Eustratius of Nicaea (Εὐστράτιος; c. 1050/1060 – c. 1120) was a Byzantine scholar and metropolitan bishop of Nicaea. He wrote commentaries on Aristotle's second book of the Analytica Posteriora and the Ethica Nicomachea.

==Biography==
Eustratius was a pupil of John Italus, although he had deliberately dissociated himself from John's supposed heretical views when John was condemned around 1082. A few years after the trial of Italus, he wrote a dialogue and treatise on the use of icons directed against Leo, the bishop of Chalcedon, who had accused the emperor Alexios I Komnenos of sacrilege and iconoclasm in the way in which he had stripped the churches of gold to fund his wars. For this he gained the emperor Alexios I's friendship, and this probably helped him to become metropolitan bishop of Nicaea. Eustratius was said by Anna Comnena to have been wise both in mundane and in religious matters and especially expert in argument. Nevertheless he found himself accused of heresy in 1117 and a charge was placed before the Synod of Constantinople which narrowly succeeded despite a defence by Patriarch John IX of Constantinople.
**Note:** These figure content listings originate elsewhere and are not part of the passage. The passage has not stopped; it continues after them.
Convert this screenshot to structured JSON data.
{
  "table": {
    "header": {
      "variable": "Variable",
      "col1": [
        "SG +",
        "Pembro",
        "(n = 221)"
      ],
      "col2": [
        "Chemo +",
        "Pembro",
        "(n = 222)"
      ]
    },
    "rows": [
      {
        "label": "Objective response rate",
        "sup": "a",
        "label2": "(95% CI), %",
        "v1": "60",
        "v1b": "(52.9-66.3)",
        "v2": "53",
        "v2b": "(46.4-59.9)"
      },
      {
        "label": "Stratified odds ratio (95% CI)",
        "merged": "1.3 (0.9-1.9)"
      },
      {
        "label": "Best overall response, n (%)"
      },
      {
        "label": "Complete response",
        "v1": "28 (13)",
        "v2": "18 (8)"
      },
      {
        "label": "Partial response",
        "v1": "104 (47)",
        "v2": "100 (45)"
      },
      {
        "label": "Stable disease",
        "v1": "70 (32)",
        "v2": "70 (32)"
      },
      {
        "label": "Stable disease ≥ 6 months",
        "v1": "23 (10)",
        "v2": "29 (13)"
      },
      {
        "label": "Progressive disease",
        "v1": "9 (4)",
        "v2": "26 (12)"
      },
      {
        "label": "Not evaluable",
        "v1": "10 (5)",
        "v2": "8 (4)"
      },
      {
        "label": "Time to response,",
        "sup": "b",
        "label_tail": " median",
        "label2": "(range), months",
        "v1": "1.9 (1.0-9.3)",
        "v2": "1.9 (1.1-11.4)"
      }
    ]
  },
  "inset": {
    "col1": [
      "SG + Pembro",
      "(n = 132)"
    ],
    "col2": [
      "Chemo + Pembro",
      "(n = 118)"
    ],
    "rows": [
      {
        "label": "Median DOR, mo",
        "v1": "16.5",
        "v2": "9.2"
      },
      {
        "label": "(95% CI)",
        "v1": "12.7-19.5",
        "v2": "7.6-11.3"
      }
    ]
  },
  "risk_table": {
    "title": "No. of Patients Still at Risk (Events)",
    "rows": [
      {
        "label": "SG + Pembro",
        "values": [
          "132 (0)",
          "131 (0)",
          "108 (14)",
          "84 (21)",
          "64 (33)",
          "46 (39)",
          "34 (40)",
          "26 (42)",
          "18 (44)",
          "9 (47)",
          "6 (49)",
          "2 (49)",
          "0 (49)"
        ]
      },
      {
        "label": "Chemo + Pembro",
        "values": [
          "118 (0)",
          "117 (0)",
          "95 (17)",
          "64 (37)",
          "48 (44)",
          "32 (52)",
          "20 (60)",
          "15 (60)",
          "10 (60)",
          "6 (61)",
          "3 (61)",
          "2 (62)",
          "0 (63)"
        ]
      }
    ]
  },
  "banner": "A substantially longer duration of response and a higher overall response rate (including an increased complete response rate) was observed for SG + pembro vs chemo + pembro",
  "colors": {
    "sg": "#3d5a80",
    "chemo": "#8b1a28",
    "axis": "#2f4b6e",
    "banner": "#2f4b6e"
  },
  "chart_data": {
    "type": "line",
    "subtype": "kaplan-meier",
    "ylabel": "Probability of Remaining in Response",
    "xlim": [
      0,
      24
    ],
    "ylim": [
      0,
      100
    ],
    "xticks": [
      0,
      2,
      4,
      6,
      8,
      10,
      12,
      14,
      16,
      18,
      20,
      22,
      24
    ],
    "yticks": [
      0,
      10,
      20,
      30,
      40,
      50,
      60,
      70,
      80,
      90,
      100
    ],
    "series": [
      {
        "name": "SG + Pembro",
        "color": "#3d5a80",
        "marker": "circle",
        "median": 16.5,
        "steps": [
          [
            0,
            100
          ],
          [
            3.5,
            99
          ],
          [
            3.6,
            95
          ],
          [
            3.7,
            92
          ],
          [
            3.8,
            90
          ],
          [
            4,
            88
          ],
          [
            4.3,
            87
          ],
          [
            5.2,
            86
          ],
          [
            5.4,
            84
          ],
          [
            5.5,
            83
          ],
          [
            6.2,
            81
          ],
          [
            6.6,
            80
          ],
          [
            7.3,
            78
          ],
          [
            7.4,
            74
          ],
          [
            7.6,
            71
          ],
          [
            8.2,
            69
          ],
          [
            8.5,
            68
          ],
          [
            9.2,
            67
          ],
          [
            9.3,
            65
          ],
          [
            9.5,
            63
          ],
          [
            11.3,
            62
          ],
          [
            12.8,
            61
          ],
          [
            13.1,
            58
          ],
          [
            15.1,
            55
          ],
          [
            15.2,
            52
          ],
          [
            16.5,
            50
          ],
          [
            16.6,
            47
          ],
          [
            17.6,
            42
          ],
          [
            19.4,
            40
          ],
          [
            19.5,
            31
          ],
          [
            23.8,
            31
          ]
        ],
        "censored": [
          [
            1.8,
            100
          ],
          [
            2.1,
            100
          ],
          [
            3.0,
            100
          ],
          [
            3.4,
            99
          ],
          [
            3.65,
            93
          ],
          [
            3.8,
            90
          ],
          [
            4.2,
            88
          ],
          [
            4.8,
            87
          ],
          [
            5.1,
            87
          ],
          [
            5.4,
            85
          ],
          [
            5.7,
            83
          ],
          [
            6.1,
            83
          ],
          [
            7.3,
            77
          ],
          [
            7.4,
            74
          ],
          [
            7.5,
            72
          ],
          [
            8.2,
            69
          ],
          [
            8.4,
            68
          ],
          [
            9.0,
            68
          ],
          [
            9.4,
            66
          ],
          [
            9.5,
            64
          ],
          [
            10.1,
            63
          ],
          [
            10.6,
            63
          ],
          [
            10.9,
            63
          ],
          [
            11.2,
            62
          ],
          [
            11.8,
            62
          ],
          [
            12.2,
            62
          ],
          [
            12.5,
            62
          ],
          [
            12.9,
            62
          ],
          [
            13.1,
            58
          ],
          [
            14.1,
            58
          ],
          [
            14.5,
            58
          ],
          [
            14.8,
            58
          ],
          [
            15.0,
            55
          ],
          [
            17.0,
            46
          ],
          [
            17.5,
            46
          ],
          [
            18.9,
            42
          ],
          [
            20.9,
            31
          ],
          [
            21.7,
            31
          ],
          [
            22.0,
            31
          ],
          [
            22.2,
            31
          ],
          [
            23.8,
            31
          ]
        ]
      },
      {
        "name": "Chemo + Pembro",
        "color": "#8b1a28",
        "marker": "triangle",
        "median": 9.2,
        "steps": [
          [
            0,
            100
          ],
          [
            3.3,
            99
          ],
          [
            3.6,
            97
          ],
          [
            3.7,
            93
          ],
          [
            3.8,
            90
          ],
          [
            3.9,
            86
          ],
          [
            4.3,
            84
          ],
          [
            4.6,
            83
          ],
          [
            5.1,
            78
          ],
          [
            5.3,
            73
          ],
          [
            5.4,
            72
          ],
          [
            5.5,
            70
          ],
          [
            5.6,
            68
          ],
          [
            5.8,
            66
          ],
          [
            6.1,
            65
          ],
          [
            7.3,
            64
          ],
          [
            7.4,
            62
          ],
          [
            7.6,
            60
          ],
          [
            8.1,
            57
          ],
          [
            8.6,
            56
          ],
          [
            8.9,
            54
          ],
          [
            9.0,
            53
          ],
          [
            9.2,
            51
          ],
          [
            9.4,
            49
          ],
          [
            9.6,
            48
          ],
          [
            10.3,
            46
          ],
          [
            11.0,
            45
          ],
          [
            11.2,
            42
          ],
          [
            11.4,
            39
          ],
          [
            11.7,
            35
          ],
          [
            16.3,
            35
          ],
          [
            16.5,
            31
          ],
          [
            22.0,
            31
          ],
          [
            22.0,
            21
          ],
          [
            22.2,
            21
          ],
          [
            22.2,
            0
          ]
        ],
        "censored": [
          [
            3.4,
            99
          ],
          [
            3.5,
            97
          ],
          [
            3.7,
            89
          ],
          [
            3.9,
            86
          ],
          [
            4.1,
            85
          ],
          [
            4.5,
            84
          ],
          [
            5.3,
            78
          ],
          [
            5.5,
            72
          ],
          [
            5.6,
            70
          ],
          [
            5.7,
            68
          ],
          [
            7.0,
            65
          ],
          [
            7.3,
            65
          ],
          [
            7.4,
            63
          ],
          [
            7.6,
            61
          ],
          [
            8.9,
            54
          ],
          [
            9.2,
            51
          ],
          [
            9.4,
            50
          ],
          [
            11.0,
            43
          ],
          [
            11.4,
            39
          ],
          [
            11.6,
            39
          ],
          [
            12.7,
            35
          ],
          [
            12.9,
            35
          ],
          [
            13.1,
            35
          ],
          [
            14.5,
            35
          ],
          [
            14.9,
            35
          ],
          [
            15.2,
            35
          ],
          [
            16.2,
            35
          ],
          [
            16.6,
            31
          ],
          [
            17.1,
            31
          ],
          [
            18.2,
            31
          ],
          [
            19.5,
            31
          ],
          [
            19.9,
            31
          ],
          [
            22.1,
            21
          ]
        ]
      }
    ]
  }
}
As a result of the condemnation Eustratius was formally suspended for life and only rehabilitated after his death.

Two commentaries by Eustratius on the works of Aristotle survive:
- Commentary on the Posterior Analytics, book 2
- Commentary on the Nicomachean Ethics, books 1 and 6, found in vol. 20 of Commentaria in Aristotelem Graeca (CAG).